1932 Foxx hit 58 home runs, a new record for right-handed hitters. This record should be broken by Mark McGwire with 70 homers in 1998. This year, Foxx was also elected MVP of the AL. In 1933, he won the Triple Crown for batsmen with a batting average of 35.6 %, 153 RBI and 48 home runs. Also in this year he was able to win the MVP title.

1936 sold the financially weak Athletics Jimmie Foxx of the Boston Red Sox. In Boston he could win his third title in 1938 as MVP. He hit 50 home runs, had a batting average of 34.9 % and 175 RBI. Only in the Home Runs Hank Greenberg was placed at 58 in front of him.

In 1942 he moved to the Chicago Cubs in the National League. In 1943 he announced his retirement, but returned again in 1944 to the Cubs, where he often helped out as Einwechselschlagmann. A last change of club undertook Foxx then 1945., He returned to Philadelphia, but was now playing for the Phillies. In his last season he played as a first and third baseman, Einwechselschlagmann and was used in nine games even as a pitcher. Unlike Babe Ruth, the Foxx has often been compared, who had begun his career as a pitcher, she finished Foxx on the reverse path.

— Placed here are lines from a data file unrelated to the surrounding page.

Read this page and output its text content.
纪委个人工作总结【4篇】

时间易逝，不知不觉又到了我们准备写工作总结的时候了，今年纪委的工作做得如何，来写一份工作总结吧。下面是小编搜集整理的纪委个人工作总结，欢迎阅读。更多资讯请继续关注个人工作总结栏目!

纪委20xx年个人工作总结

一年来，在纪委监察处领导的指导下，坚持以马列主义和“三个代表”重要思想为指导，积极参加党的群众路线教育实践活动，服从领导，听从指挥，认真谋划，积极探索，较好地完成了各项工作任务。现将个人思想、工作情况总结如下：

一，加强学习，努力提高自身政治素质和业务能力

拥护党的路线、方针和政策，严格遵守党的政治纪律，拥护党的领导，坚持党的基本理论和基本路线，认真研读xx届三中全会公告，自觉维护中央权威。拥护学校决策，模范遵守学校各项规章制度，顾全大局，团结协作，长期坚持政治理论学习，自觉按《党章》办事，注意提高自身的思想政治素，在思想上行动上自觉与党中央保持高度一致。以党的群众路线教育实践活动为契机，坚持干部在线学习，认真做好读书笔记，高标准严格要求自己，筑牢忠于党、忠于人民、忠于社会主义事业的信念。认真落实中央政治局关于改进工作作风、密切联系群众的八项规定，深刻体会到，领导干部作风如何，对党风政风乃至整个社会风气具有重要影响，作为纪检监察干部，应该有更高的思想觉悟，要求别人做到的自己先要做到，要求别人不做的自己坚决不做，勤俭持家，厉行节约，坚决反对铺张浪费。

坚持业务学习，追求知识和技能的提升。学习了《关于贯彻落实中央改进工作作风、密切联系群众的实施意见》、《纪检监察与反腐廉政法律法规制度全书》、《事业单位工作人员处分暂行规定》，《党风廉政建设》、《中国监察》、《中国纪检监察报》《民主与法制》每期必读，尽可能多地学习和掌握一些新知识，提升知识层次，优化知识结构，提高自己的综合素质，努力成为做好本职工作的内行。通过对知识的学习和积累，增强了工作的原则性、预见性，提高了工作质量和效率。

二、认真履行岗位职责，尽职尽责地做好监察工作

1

After 20 years, Jimmie Foxx had 2317 games in Major League denied, 534 home runs and 1922 RBI hit and reached a career batting average of 32.5 %. His twelve seasons with 30 or more home runs were a record that Barry Bonds could improve until 2004. He was the second player after Ruth, who could surpass the mark of 500 home runs.

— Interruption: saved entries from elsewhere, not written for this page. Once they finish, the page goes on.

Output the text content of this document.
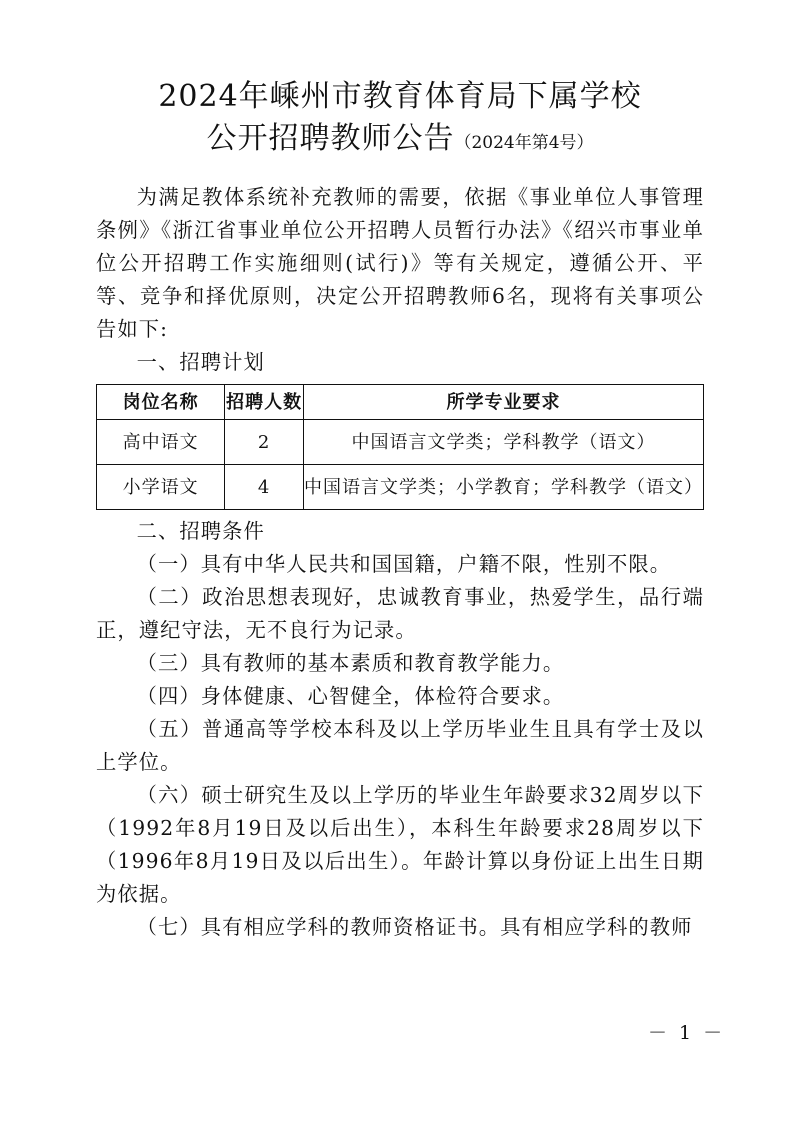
2024年嵊州市教育体育局下属学校
公开招聘教师公告（2024年第4号）

为满足教体系统补充教师的需要，依据《事业单位人事管理条例》《浙江省事业单位公开招聘人员暂行办法》《绍兴市事业单位公开招聘工作实施细则(试行)》等有关规定，遵循公开、平等、竞争和择优原则，决定公开招聘教师6名，现将有关事项公告如下:

一、招聘计划

岗位名称	招聘人数	所学专业要求
高中语文	2	中国语言文学类；学科教学（语文）
小学语文	4	中国语言文学类；小学教育；学科教学（语文）

二、招聘条件

（一）具有中华人民共和国国籍，户籍不限，性别不限。

（二）政治思想表现好，忠诚教育事业，热爱学生，品行端正，遵纪守法，无不良行为记录。

（三）具有教师的基本素质和教育教学能力。

（四）身体健康、心智健全，体检符合要求。

（五）普通高等学校本科及以上学历毕业生且具有学士及以上学位。

（六）硕士研究生及以上学历的毕业生年龄要求32周岁以下（1992年8月19日及以后出生），本科生年龄要求28周岁以下（1996年8月19日及以后出生）。年龄计算以身份证上出生日期为依据。

（七）具有相应学科的教师资格证书。具有相应学科的教师

－ 1 －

After his playing career, he worked as a manager and coach in minor league baseball, and in the women's baseball league. The role of Jimmy Dugan in the baseball film A League of Their based in large part on Jimmie Foxx. In 1951 he was elected to the Baseball Hall of Fame. 1967 Foxx died at the age of 59 years, probably due to suffocation on swallowing a bone.